Israel additionally attacked the Shahran gasoline and gasoline depot, in a middle-class neighbourhood in north Tehran, and storage tanks in Shahr Rey within the south of the town.
The Shana information company reported that the scenario on the South Pars discipline and on the oil depots in Tehran was “absolutely below management”. It added that the extent of gasoline within the Tehran services “was low” on the time of the assault.
It quoted a spokesperson for the Tehran fireplace division saying that the fires seen in Shahran weren’t attributable to a gasoline explosion however one other unnamed oil spinoff.
Officers on the Shahid Tondguyan petrochemical plant and the Tabriz oil refinery each denied that they’d been attacked.
What’s the affect?
The assaults recommend Israel is trying to weaken and disrupt Iran’s home fuel and gasoline provide chains to trigger shortages, somewhat than pursuing the nation’s oil and fuel manufacturing or exports, which might rock the markets.

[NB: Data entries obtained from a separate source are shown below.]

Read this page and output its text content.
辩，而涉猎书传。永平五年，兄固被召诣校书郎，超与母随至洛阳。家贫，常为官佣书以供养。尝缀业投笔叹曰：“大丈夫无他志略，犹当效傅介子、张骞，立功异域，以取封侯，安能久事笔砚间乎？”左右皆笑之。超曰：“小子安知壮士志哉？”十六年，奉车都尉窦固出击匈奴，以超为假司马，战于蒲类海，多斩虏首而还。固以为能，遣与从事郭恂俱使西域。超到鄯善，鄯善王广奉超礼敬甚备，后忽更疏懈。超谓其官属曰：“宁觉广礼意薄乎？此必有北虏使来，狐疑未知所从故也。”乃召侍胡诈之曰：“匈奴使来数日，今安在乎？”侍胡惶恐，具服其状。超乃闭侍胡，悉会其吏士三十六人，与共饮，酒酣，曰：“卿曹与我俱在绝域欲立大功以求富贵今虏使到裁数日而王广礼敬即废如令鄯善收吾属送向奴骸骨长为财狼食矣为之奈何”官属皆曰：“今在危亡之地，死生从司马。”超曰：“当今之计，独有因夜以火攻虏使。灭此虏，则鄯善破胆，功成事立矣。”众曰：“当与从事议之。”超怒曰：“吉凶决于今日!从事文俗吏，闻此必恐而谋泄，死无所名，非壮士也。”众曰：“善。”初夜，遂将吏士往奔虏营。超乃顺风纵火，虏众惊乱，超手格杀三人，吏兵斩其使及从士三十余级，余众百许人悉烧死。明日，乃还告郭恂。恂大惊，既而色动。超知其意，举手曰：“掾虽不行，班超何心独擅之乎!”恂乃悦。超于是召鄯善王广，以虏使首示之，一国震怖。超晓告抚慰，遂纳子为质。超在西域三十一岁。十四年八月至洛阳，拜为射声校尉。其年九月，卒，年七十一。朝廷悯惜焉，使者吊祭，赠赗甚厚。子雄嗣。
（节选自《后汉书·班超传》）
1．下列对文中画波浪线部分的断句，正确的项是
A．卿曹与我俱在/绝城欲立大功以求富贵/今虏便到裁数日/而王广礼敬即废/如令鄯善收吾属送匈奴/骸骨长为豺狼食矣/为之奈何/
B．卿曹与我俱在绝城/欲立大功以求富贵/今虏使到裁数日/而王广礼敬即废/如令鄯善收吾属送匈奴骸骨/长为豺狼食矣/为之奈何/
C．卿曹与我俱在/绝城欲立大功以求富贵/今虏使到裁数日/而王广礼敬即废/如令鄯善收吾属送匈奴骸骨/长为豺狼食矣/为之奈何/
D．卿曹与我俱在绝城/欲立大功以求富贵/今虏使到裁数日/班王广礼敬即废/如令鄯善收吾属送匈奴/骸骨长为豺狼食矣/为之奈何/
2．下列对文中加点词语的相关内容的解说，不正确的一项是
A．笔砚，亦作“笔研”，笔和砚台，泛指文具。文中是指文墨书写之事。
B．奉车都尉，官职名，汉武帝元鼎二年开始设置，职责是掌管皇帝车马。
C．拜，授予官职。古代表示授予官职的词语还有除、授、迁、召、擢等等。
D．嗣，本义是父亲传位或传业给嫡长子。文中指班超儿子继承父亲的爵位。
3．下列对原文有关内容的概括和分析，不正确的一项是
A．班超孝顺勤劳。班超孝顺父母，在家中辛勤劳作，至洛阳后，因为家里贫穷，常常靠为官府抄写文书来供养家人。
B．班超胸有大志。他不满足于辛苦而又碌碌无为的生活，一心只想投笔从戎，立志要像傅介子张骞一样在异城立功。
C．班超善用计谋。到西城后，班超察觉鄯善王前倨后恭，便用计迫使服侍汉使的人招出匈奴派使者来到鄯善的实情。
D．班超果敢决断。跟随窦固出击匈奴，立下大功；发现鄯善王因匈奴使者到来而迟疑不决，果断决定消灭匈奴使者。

The nation’s largest refinery is at Abadan, close to the border with Iraq on the mouth of the Gulf, which might course of 500,000 barrels of crude oil a day.

What are the implications for power markets?

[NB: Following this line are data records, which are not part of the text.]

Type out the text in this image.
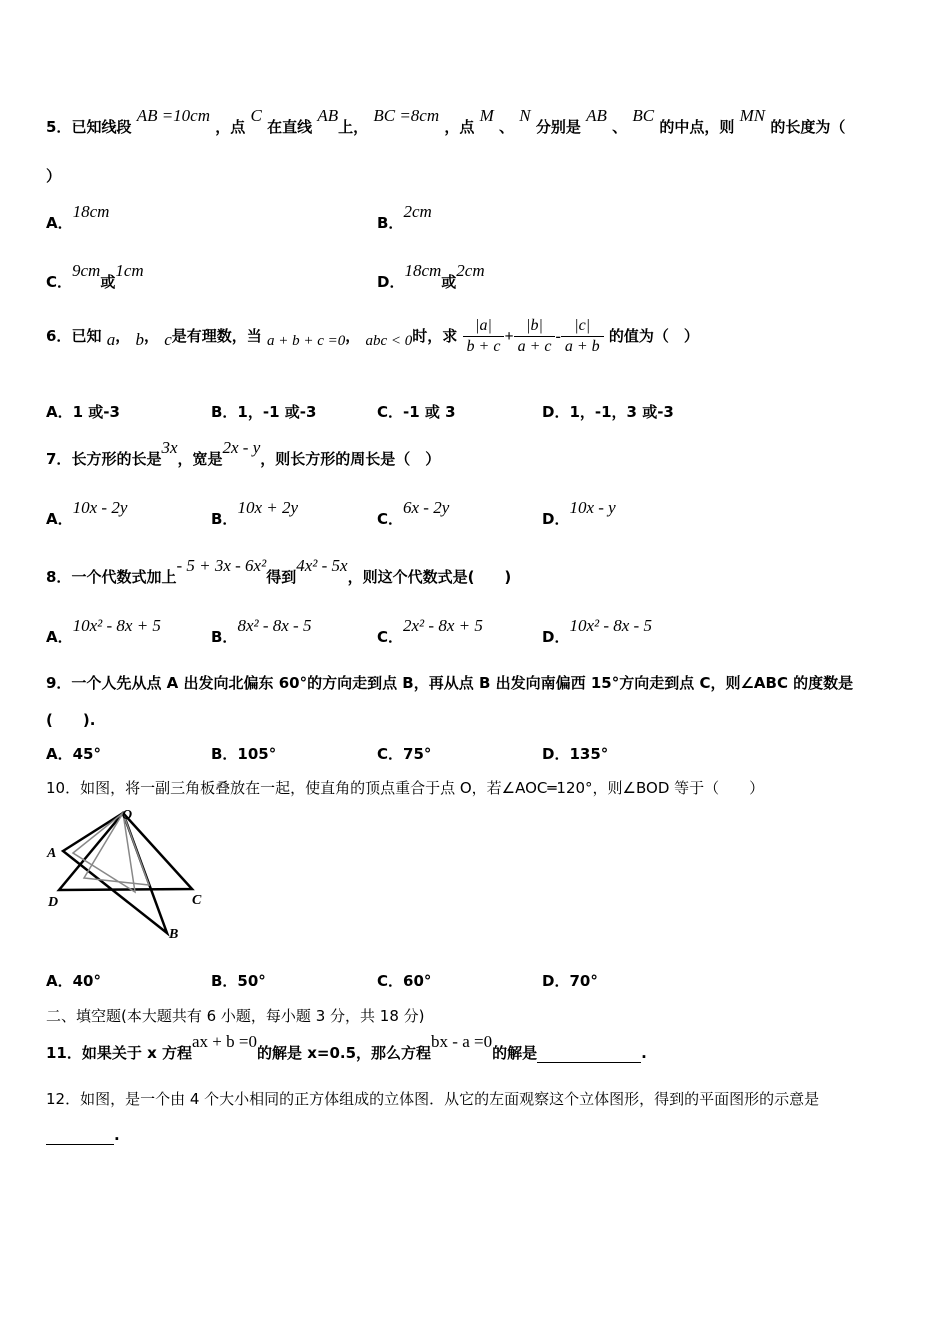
5．已知线段 AB =10cm ，点 C 在直线 AB上， BC =8cm ，点 M 、 N 分别是 AB 、 BC 的中点，则 MN 的长度为（
）
A．18cm
B．2cm
C．9cm或1cm
D．18cm或2cm
6．已知 a， b， c是有理数，当 a + b + c =0， abc < 0时，求 $\frac{|a|}{b + c} + \frac{|b|}{a + c} - \frac{|c|}{a + b}$ 的值为（　）
A．1 或-3	B．1，-1 或-3	C．-1 或 3	D．1，-1，3 或-3
7．长方形的长是3x，宽是2x - y，则长方形的周长是（　）
A．10x - 2y
B．10x + 2y
C．6x - 2y
D．10x - y
8．一个代数式加上- 5 + 3x - 6x²得到4x² - 5x，则这个代数式是(　　)
A．10x² - 8x + 5
B．8x² - 8x - 5
C．2x² - 8x + 5
D．10x² - 8x - 5
9．一个人先从点 A 出发向北偏东 60°的方向走到点 B，再从点 B 出发向南偏西 15°方向走到点 C，则∠ABC 的度数是
(　　).
A．45°	B．105°	C．75°	D．135°
10．如图，将一副三角板叠放在一起，使直角的顶点重合于点 O，若∠AOC═120°，则∠BOD 等于（　　）
O
A
D	C
B
A．40°	B．50°	C．60°	D．70°
二、填空题(本大题共有 6 小题，每小题 3 分，共 18 分)
11．如果关于 x 方程ax + b =0的解是 x=0.5，那么方程bx - a =0的解是	.
12．如图，是一个由 4 个大小相同的正方体组成的立体图．从它的左面观察这个立体图形，得到的平面图形的示意是
.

Whereas there was no affect to this point on Iran’s oil exports, the escalation of the battle to power infrastructure is prone to fear traders. The priority is that Iran might retaliate both by putting power targets in different Gulf nations, similar to Saudi Arabia and the United Arab Emirates, or by impeding the stream of oil and fuel via the Strait of Hormuz, the slim waterway separating Iran from the Gulf states, via which a 3rd of the world’s seaborne oil passes.
The oil market has been closed over the weekend and reopens on Monday morning in Asia.

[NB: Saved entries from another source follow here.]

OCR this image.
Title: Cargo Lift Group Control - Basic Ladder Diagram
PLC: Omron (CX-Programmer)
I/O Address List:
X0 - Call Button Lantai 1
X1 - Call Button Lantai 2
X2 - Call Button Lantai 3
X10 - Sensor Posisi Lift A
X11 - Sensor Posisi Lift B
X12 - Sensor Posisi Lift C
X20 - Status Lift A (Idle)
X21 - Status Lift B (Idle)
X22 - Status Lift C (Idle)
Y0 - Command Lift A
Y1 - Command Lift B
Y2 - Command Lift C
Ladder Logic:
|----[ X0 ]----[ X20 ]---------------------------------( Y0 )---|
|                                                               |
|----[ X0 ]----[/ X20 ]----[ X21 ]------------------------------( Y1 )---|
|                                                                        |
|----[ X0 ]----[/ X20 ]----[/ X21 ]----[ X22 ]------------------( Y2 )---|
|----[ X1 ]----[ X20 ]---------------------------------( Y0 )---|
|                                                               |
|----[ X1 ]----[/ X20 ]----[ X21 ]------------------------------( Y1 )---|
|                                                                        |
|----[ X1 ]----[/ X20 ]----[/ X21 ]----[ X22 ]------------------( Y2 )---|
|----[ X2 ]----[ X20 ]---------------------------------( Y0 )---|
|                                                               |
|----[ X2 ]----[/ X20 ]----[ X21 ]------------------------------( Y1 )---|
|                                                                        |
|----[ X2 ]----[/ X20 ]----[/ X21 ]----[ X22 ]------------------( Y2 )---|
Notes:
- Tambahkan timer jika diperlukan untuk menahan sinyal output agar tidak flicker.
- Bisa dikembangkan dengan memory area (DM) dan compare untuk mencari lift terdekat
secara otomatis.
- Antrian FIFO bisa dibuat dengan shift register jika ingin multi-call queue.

How would possibly the Iranians retaliate?
Israel’s personal power infrastructure is susceptible. On Sunday, Bazan, the operator of certainly one of Israel’s largest oil refineries in Haifa, stated pipelines and transmission traces to the advanced within the northern port metropolis had been broken by Iranian missile assaults.
It stated the refinery continues to function however some “downstream services within the advanced have been shut down”. It stated there had not been any accidents or casualties. Bazan’s share value fell 1.3 per cent in morning buying and selling on Sunday.

Israel has additionally shut down its Karish and Leviathan gasfields as a precautionary measure, though different gasfields stay in operation. The nation’s electrical energy grid will not be related to its neighbours and Israel depends on pure fuel for about 70 per cent of its energy technology.
In the meantime, Iran has previously repeatedly threatened to shut the Strait of Hormuz. Most analysts consider that is extraordinarily unlikely, since it might upset all of the nations within the area that depend on the route and China, Iran’s largest buyer for its oil.
Up to now, there was little signal of disruption, however Iran may start to focus on particular ships passing via the strait. In April 2024, Iranian commandos boarded and seized the MSC Aries, a container ship it claimed was linked to Israel.